What is ACPAC and Why is it Important to Travel Tech

Adding “Ticket Agents” to the U.S. Department of Transportation’s Aviation Consumer Protection Advisory Committee (ACPAC) is high on the Travel Technology Association’s federal legislative advocacy priority list.

“Ensuring our member companies have a seat at the policymaking table is core to Travel Tech’s mission as the industry’s trade association,” said Laura Chadwick, president & CEO. “Whether it’s at the U.S. Department of Transportation, in the halls of Congress or across the country with state and local policymakers, we make our members’ voices heard as legislation and regulations are developed.”

Like all federal advisory committees, ACPAC provides leaders at the U.S. Department of Transportation (DOT) with access to information and advice on a broad range of issues affecting federal policies and programs. ACPAC was established by Section 411 of the 2012 FAA Reauthorization Act to “advise the Secretary in carrying out activities relating to airline customer service improvements.” Learn more about ACPAC’s past meetings and recommendations.

Membership on ACPAC is set by statute and requires an act of Congress to add a new member. Current membership is limited to a representative from four different groups: air carriers; airport operators; state or local governments with expertise in consumer protection matters; and nonprofit public interest groups with expertise in consumer protection matters.

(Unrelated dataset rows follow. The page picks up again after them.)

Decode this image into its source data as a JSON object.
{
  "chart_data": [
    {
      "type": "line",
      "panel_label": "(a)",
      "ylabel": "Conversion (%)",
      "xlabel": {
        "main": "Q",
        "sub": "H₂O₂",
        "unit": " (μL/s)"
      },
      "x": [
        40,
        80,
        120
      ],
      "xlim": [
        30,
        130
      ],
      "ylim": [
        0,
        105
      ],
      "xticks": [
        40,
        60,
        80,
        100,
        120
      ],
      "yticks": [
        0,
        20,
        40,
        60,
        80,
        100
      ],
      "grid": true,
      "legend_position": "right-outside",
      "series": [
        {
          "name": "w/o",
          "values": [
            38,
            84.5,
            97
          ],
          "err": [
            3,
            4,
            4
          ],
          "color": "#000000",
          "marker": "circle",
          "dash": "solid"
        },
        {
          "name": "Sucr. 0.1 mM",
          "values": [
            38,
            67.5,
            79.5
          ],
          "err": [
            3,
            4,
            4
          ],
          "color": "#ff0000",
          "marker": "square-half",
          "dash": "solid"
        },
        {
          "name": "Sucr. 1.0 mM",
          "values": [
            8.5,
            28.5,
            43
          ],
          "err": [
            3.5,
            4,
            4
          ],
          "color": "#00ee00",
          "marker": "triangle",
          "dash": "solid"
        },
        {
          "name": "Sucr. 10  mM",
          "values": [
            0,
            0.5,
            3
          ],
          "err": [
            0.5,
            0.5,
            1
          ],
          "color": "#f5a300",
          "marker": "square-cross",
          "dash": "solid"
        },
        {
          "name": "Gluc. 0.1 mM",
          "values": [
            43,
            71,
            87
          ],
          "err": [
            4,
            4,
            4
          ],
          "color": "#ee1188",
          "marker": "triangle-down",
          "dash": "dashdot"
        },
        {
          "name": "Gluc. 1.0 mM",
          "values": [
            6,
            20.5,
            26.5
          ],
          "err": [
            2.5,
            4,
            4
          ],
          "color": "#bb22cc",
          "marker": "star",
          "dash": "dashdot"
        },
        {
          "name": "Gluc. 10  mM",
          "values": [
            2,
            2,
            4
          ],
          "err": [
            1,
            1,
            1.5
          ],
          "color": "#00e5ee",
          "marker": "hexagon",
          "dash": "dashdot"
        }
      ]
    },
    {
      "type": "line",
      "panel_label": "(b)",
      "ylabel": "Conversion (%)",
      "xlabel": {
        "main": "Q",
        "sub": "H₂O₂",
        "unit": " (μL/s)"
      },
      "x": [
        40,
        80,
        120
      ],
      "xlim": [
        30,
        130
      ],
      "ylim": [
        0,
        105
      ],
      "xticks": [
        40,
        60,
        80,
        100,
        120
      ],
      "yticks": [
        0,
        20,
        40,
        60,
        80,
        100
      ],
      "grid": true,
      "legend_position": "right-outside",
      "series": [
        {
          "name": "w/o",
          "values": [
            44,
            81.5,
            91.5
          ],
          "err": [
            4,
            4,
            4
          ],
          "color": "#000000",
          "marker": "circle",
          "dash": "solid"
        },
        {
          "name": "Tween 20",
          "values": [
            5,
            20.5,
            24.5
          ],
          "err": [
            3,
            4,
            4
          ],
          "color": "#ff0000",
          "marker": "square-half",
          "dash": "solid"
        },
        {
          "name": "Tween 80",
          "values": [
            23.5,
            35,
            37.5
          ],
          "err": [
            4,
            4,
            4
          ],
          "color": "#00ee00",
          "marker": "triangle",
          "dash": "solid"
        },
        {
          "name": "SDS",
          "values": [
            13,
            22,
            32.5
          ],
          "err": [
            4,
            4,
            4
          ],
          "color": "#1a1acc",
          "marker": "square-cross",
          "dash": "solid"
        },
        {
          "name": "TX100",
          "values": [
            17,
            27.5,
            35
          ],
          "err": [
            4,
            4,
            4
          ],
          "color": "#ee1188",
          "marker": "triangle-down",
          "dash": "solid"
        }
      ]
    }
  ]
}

However, one major group involved in the sale of air transportation and associated consumer protection issues – ticket agents – was inexplicably omitted when the ACPAC was established.

Adding ticket agents to ACPAC will better equip the advisory committee to address growing airline customer service issues. Online ticket agents sell approximately 50% of all airline tickets to consumers every year, putting them in the distinctive position to share a deep knowledge and understanding of refunds, ancillary fees, and cutting-edge technology.